この反応の画期的な点は、通常の試薬が到達できない「分子内の遠隔位」を官能基化できることだ。特にステロイド合成における選択的C-H変換に威力を発揮し、医薬品合成の強力なツールとなった。
ステロイド化学への貢献
バートンのコンフォメーション解析は、ステロイドという複雑な多環式化合物の反応性理解に革命をもたらした。ステロイド骨格(4つの縮合環)の各置換基がアキシャル/エクアトリアルのどちらにあるかで、反応性が数十倍以上変わることが明らかになった。
ステロイド骨格の基本コンフォメーション:
CH3 CH3
| |
A -- B -- C -- D (A〜D:4つの縮合環)
/ \
OH (各環がいす形を保つことで全体的な平面構造に近い)
trans-A/B 接合 → より平面的(安定)
cis-A/B 接合 → ひずみが大きく反応性が高い
1969年ノーベル化学賞
バートンは1969年、オッド・ハッセル(ノルウェー)と共同でノーベル化学賞を受賞した。ノーベル委員会は「有機分子のコンフォメーション概念の発展と、その化学への応用」を受賞理由として挙げた。
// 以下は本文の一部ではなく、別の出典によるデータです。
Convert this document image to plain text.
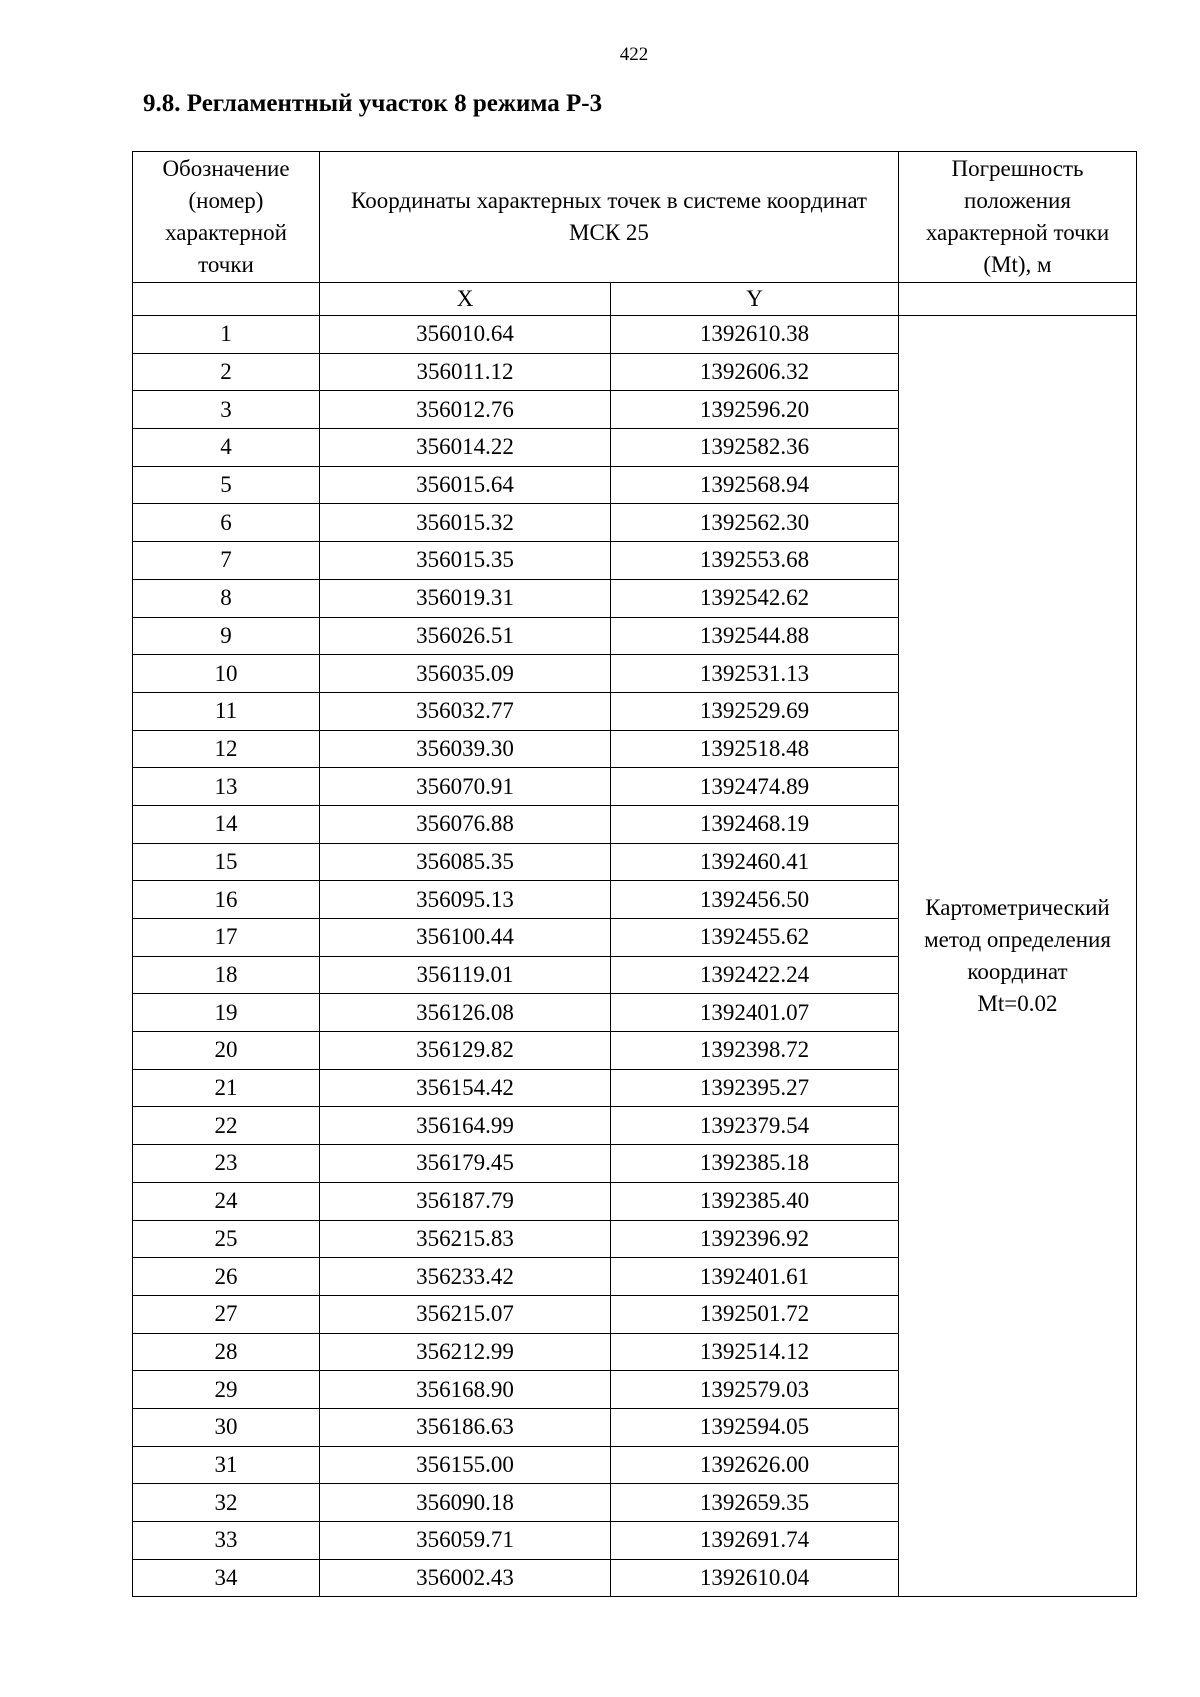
422
9.8. Регламентный участок 8 режима Р-3
Обозначение (номер) характерной точки	Координаты характерных точек в системе координат МСК 25		Погрешность положения характерной точки (Mt), м
	X	Y	
1	356010.64	1392610.38	Картометрический
метод определения
координат
Mt=0.02

2	356011.12	1392606.32	
3	356012.76	1392596.20	
4	356014.22	1392582.36	
5	356015.64	1392568.94	
6	356015.32	1392562.30	
7	356015.35	1392553.68	
8	356019.31	1392542.62	
9	356026.51	1392544.88	
10	356035.09	1392531.13	
11	356032.77	1392529.69	
12	356039.30	1392518.48	
13	356070.91	1392474.89	
14	356076.88	1392468.19	
15	356085.35	1392460.41	
16	356095.13	1392456.50	
17	356100.44	1392455.62	
18	356119.01	1392422.24	
19	356126.08	1392401.07	
20	356129.82	1392398.72	
21	356154.42	1392395.27	
22	356164.99	1392379.54	
23	356179.45	1392385.18	
24	356187.79	1392385.40	
25	356215.83	1392396.92	
26	356233.42	1392401.61	
27	356215.07	1392501.72	
28	356212.99	1392514.12	
29	356168.90	1392579.03	
30	356186.63	1392594.05	
31	356155.00	1392626.00	
32	356090.18	1392659.35	
33	356059.71	1392691.74	
34	356002.43	1392610.04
バートン自身は、「ハッセルの物理化学的知見を化学反応性の文脈に翻訳することが自分の役割だった」と語っている。
晩年の研究:ラジカル化学と触媒開発
バートンはノーベル賞受賞後も精力的に研究を続けた。フランスのCNRSでは有機ラジカル反応の開拓を続け、鉄触媒を用いた活性酸素種(Fenton様反応)による炭化水素の酸化にも取り組んだ。
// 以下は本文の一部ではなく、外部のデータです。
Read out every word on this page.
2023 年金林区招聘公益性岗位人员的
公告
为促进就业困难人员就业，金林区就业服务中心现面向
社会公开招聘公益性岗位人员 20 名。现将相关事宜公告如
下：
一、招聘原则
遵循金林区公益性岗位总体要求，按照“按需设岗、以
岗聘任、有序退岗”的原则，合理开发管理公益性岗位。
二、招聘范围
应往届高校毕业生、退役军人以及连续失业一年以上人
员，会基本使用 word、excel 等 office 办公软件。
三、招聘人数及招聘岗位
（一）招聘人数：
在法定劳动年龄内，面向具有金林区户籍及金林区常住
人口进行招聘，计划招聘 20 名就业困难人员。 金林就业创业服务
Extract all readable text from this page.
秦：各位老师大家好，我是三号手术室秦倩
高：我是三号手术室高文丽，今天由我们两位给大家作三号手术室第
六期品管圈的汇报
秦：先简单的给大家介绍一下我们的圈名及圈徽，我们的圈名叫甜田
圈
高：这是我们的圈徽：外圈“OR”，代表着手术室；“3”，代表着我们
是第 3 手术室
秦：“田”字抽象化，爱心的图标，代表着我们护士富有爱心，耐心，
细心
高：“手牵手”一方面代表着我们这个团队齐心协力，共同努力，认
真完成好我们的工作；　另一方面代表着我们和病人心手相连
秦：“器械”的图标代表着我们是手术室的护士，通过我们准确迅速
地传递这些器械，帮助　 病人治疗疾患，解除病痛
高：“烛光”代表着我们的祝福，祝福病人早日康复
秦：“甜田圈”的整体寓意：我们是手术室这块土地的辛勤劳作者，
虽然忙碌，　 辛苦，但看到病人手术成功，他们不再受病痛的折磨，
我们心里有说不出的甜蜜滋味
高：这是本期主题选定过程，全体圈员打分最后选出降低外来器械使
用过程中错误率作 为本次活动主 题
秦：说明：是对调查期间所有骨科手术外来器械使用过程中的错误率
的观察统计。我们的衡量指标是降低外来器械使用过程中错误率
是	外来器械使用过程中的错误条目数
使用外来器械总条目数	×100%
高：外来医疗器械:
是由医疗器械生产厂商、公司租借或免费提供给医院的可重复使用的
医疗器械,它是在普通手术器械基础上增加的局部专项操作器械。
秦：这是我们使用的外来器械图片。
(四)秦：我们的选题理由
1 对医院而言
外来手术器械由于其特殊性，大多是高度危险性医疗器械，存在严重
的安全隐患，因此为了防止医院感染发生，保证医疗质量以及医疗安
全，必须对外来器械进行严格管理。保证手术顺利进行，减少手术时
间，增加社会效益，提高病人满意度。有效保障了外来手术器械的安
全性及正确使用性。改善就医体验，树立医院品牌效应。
テキサスA&M大学時代(1986–1998)には、80歳近くになっても年間数十本の論文を精力的に発表・指導した。生涯で発表した論文数は1000本を超える。
現代への影響
コンフォメーション解析はすべての有機反応の立体選択性理解に不可欠。医薬品の活性・選択性設計の基盤となっている。
ステロイド・テルペン・アルカロイドなど複雑な天然物の全合成において、コンフォメーション制御が合成戦略の核心を担う。
バートン反応はアルドステロンをはじめとする副腎皮質ホルモン類の合成に実用化され、製薬産業に貢献した。